Parce que j'ai pu constater l'effet. L'ARN, produit à partir de l'ADN, est obtenu après isolement de celui-ci à partir d'une bactérie. Initialement, lors de son extraction, il contient de nombreuses enzymes qui le dégradent. Et cela contamine tout le laboratoire. C'est pourquoi, lorsque j'ai annoncé que j'allais travailler avec de l'ARN, tout le monde m'a plaint, car tout serait contaminé. Mais j'ai réussi à l'extraire grâce à une technique qui ne l'a pas contaminé. J'ai pu constater les progrès et j'ai réussi à faire en sorte que l'ARN indique à la cellule comment obtenir des protéines fonctionnelles, même lorsqu'il était « agrémenté » de sucres. Comme les cellules sont très intelligentes, elles ont compris le message et les protéines sont devenues fonctionnelles.

Vaccins Pfizer-BioNTech. Photo : Christof STACHE. AFP

Avec les progrès des connaissances et les modifications cellulaires, certains scientifiques osent suggérer que les humains peuvent vivre des centaines d'années, et sont même tentés de parler d'immortalité. Qu'en pensez-vous ?

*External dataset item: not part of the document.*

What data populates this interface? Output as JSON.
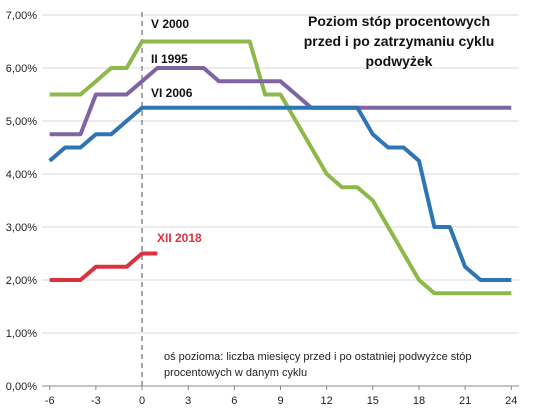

Des centaines d'années ? Non. D'ailleurs, qui voudrait vivre éternellement ? C'est bien d'avoir 70 ou 80 ans et de se sentir jeune, mais pas beaucoup plus longtemps, car les extrémités des chromosomes raccourcissent avec le temps. L'horloge est incorruptible.
À quel point votre vie a-t-elle changé après le prix Nobel ?
Je dois dire que juste avant le prix Nobel, entre 2021 et 2023, j'ai été submergé de récompenses – plus d'une centaine. J'étais tellement bouleversé. Évidemment, le prix Nobel est le plus célèbre, et depuis, on me reconnaît dans la rue en Hongrie. Mais je ne suis pas ce genre de personne ; ça ne me monte pas à la tête ; je suis trop vieux maintenant. Je n'ai pas le sentiment de mériter quoi que ce soit de spécial pour ce que j'ai fait. Donc, ça n'a pas beaucoup changé… Écoutez, en une semaine, j'ai reçu des doctorats honorifiques de l'université Rutgers, puis de Harvard, et quatre jours plus tard de Princeton. C'était incroyable de recevoir autant de distinctions.
Peut-être des mêmes personnes qui lui ont refusé le financement.
Tout le monde se souvient de moi là-bas. Mais je ne les contredis pas. Grâce à ma philosophie stoïque, il n'y a pas lieu de s'inquiéter ; il faut maintenir l'homéostasie du corps, aller de l'avant et ne pas parler du passé. Peu m'importe. J'y retourne et je suis heureux et reconnaissant.
Pour la nation (Argentine) - GDA
(*) Cet article est une version éditée de l'original.